El anciano estaba por cruzar el puente cómo lo hacía todos los días. Era un día como cualquier otro, sólo esperaba seguir con la rutina hasta descansar junto a su esposa. Cruzó el puente a un paso veloz, y una bocina lo hizo mirar detrás de sus espaldas. No ocurría nada extraño, pero advirtió a un muchacho con una mochila sentado en el borde del puente, con sus piernas pendiendo al vacío. El anciano se asustó, estaba a punto de ver un suicidio. Corrió hasta unos metros antes de llegar a dónde estaba el adolescente y se detuvo. Pensó que si lo asustaba, el joven se lanzaría por el precipicio sin pensarlo y caería sobre la hierba, unos veinte metros abajo. El anciano con esmerado cuidado lo llamó.
- Joven, joven, ¿Puedo sentarme a tu lado?-, se atrevió a decir el anciano.
El muchacho volteó para ver al anciano, asintió y volvió a mirar el precipicio. El anciano, suavemente se acercó y se sentó a unos centímetros del adolescente. De modo que el joven no emitía palabra alguna, el anciano comenzó a hablar.
- ¿Que problemas te torturan? ¿Que te inquieta tanto a tu edad? ¿Será amor, será algún problema familiar? Todo tiene una solución, si la queremos encontrar.

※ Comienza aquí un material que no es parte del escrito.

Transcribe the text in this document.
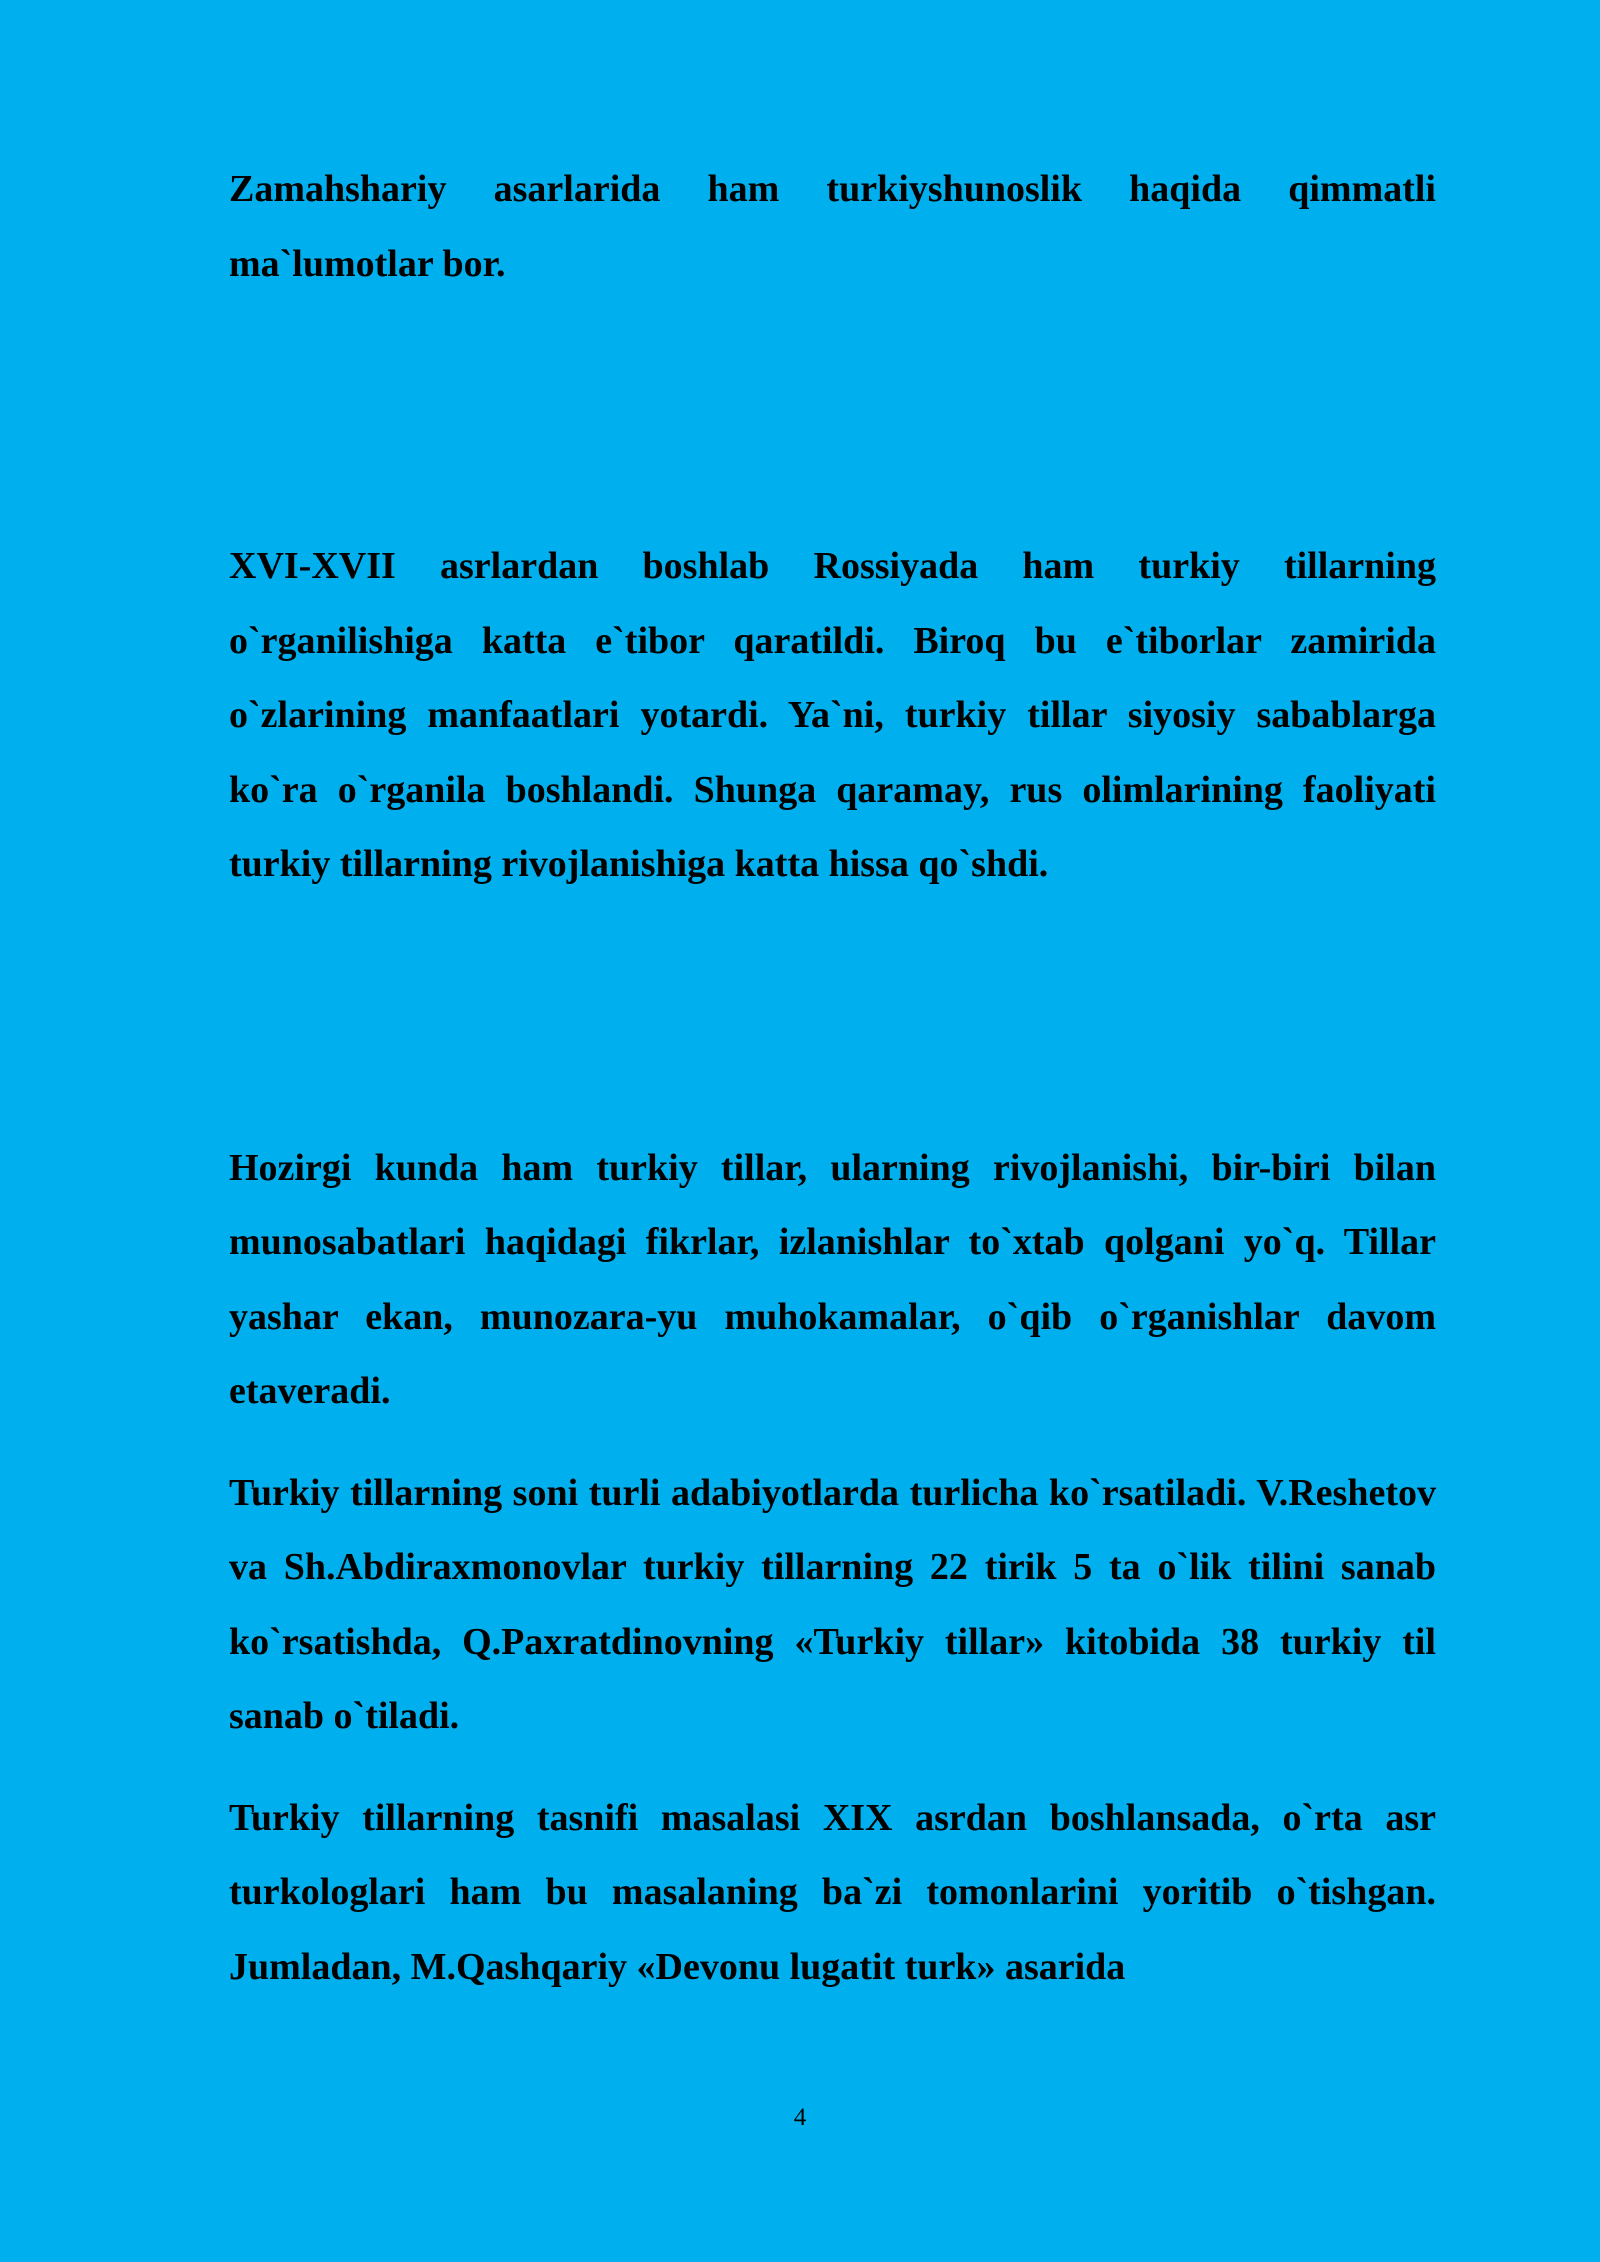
Zamahshariy asarlarida ham turkiyshunoslik haqida qimmatli ma`lumotlar bor.

XVI-XVII asrlardan boshlab Rossiyada ham turkiy tillarning o`rganilishiga katta e`tibor qaratildi. Biroq bu e`tiborlar zamirida o`zlarining manfaatlari yotardi. Ya`ni, turkiy tillar siyosiy sabablarga ko`ra o`rganila boshlandi. Shunga qaramay, rus olimlarining faoliyati turkiy tillarning rivojlanishiga katta hissa qo`shdi.

Hozirgi kunda ham turkiy tillar, ularning rivojlanishi, bir-biri bilan munosabatlari haqidagi fikrlar, izlanishlar to`xtab qolgani yo`q. Tillar yashar ekan, munozara-yu muhokamalar, o`qib o`rganishlar davom etaveradi.

Turkiy tillarning soni turli adabiyotlarda turlicha ko`rsatiladi. V.Reshetov va Sh.Abdiraxmonovlar turkiy tillarning 22 tirik 5 ta o`lik tilini sanab ko`rsatishda, Q.Paxratdinovning «Turkiy tillar» kitobida 38 turkiy til sanab o`tiladi.

Turkiy tillarning tasnifi masalasi XIX asrdan boshlansada, o`rta asr turkologlari ham bu masalaning ba`zi tomonlarini yoritib o`tishgan. Jumladan, M.Qashqariy «Devonu lugatit turk» asarida

4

Yo que he vivido mucho, he perdido a mis padres, el amor siempre me trato de mala modo, mucha gente me ha torturado, he vivido injusticias en carne propia y creí por mucho tiempo que el mundo era un desperdicio camino a la destrucción-, el anciano quería convencer al joven de alguna manera, y esa manera era relatar su vida, una vida ardua como gran parte de este mundo la tiene o la tuvo.
El anciano tragó saliva, tosió dos veces y prosiguió.
- Sin embargo pienso que la vida y esta tierra son bellas. Uno se tiene que centrarse en las cosas que salen bien. Centrarse en el amor de un amigo, en la caricia de un padre, en el consejo de un ser querido, en el beso de un amor, en una reflexión que nos ayude a resolver un problema, en dar una moneda a un vagabundo. Y ser feliz de las pequeñas cosas porque son las que en realidad valen la pena. Es hermoso animarse a cambiar, correr y reír al mismo tiempo, cantar bajo la lluvia, bailar hasta que se nos acabe el aire, llorar cuando se lo desea, morder un caramelo cuando le queda muy poco sabor, abrazar a un ser querido.
El anciano notó que una lágrima cayó al vacío, y fue a parar a un arroyo que surcaba una ladera muy allá abajo. El viejo se preguntó si estaría haciendo mal las cosas. Comenzó a inquietarse, el corazón comenzó a latir con mucha potencia. Sin embargo observó que el joven esbozó una sonrisa de oreja a oreja.
El joven con la cara empapada en llanto, miró al anciano y le agradeció con una sonrisa. Inesperadamente el muchacho comenzó a reír a y dejó caer su cuerpo al vacío. El viejo recibió un golpe de susto. No lo podía creer. Estaba ante una horrible desgracia. Sin poder caminar con normalidad el anciano se asomó al borde del puente.
Esperando lo peor, logró ver cómo la mochila que llevaba el joven, se abría como una bolsa y dejaba a la vista un inmenso paracaídas con los colores del arco iris.
El muchacho con todo el viento en la cara pensó en lo hermosa que era la vida. Muchas dificultades se habían cruzado por su vida, pero en vez de desmoronarse y darse por vencido, con voluntad y optimismo logró superar cada escalón movedizo. Cuando finalmente aterrizó, dobló su paracaídas, lo metió en la mochila y regresó a casa. Por la noche, tendido en su cama, se acordó del anciano y de sus hermosas palabras que lo emocionaron hasta las lágrimas, pero no pudo comprender porque y con que fin le había hablado. Reflexionando, se durmió feliz.
El hombre grande, con el sólo hecho de ver el paracaídas, se dio cuenta de que había imaginado todo y que había sido un equivocación, un mal entendido. Terminó de cruzar el puente, rumbo a su hogar, pensando en que hacía mucho que no recordaba las cosas bellas de la vida y que sumido en la rutina las había olvidado. Llegó a su humilde casa, cenó y se acostó al lado de su anciana esposa. Reflexionando, se durmió feliz.